Les erreurs qui coûtent cher à la récolte et à la santé de l’arbre

La principale erreur consiste à vouloir remettre en forme un cerisier en une seule séance. Un arbre trop coupé réagit souvent par une repousse vigoureuse, verticale et peu productive. Il peut aussi s’affaiblir, moins fleurir ou produire des fruits plus irrégulièrement les années suivantes. Le cerisier supporte mieux une succession de petites tailles qu’une intervention brutale.

  • Tailler en plein hiver : le cerisier cicatrise moins bien et devient plus vulnérable aux maladies.
  • Intervenir sous la pluie : l’humidité favorise l’installation de champignons sur les plaies fraîches.
  • Couper trop gros : les grosses plaies sont longues à refermer et augmentent le risque de gommose.
  • Laisser des moignons : ils sèchent mal et deviennent des points d’entrée pour les maladies.
  • Oublier de désinfecter les outils : une lame contaminée peut transmettre des problèmes d’un arbre à l’autre.
  • Tailler le cerisier du Japon avant floraison : cela réduit directement l’effet décoratif recherché.

Après la taille, ramassez les branches coupées, surtout si elles sont malades, et évitez de les laisser au pied de l’arbre.
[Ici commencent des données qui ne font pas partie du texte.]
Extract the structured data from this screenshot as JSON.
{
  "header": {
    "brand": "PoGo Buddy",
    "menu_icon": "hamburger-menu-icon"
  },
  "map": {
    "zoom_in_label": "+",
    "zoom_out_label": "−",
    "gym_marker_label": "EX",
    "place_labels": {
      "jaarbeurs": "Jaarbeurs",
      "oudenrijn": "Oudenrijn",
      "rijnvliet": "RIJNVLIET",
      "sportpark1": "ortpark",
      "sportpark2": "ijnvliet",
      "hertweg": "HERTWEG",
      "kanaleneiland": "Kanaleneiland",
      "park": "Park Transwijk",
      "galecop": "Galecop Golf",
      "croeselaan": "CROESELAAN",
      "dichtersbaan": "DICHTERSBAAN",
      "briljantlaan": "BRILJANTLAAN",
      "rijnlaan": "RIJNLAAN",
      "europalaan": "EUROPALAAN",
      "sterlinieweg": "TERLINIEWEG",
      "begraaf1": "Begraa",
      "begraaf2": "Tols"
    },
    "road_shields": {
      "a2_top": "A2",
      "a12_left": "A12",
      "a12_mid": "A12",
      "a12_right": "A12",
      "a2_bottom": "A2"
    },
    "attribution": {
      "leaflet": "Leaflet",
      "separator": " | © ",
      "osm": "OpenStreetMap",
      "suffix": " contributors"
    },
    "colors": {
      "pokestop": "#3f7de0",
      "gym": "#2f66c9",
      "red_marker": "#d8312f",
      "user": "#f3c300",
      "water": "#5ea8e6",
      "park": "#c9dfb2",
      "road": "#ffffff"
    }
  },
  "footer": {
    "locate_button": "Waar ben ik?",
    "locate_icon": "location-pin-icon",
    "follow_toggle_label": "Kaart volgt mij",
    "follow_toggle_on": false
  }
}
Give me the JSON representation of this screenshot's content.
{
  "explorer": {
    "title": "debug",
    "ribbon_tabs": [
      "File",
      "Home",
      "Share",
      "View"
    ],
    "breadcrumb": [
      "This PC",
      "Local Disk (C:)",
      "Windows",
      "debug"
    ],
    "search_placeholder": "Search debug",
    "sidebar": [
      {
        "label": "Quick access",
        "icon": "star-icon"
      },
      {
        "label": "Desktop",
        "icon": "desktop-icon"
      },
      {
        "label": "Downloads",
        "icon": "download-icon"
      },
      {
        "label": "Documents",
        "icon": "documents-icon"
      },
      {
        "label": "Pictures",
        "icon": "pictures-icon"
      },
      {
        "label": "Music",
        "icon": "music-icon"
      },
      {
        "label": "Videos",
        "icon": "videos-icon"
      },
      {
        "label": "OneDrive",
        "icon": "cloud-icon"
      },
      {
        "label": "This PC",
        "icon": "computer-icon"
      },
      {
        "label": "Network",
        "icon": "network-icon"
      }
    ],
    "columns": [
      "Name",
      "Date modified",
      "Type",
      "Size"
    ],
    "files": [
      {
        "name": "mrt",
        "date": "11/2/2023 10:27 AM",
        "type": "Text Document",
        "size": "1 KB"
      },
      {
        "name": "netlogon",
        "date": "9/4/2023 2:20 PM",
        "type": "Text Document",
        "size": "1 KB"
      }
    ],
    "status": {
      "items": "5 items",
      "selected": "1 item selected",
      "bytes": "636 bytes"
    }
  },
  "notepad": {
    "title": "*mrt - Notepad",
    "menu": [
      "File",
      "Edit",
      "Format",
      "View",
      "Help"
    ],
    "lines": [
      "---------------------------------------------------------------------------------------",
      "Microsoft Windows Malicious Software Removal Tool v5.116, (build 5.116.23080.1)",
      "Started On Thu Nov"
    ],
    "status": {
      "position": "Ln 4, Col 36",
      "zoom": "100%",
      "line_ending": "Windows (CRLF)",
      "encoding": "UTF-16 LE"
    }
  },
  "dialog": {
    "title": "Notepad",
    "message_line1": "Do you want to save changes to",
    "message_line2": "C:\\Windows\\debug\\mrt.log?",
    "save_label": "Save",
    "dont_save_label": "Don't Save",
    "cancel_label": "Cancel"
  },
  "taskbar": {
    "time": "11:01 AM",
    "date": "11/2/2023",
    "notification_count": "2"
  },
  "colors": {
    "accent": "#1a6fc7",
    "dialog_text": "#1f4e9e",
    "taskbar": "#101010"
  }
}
Surveillez ensuite les écoulements de gomme, les zones qui noircissent ou les repousses très verticales. Si le cerisier est très âgé, déjà malade ou difficile d’accès, l’avis d’un pépiniériste ou d’un arboriste peut éviter une intervention trop radicale. La bonne taille d’un cerisier est rarement spectaculaire : elle se voit surtout à un arbre mieux aéré, plus équilibré, qui continue de fleurir et de fructifier sans stress inutile.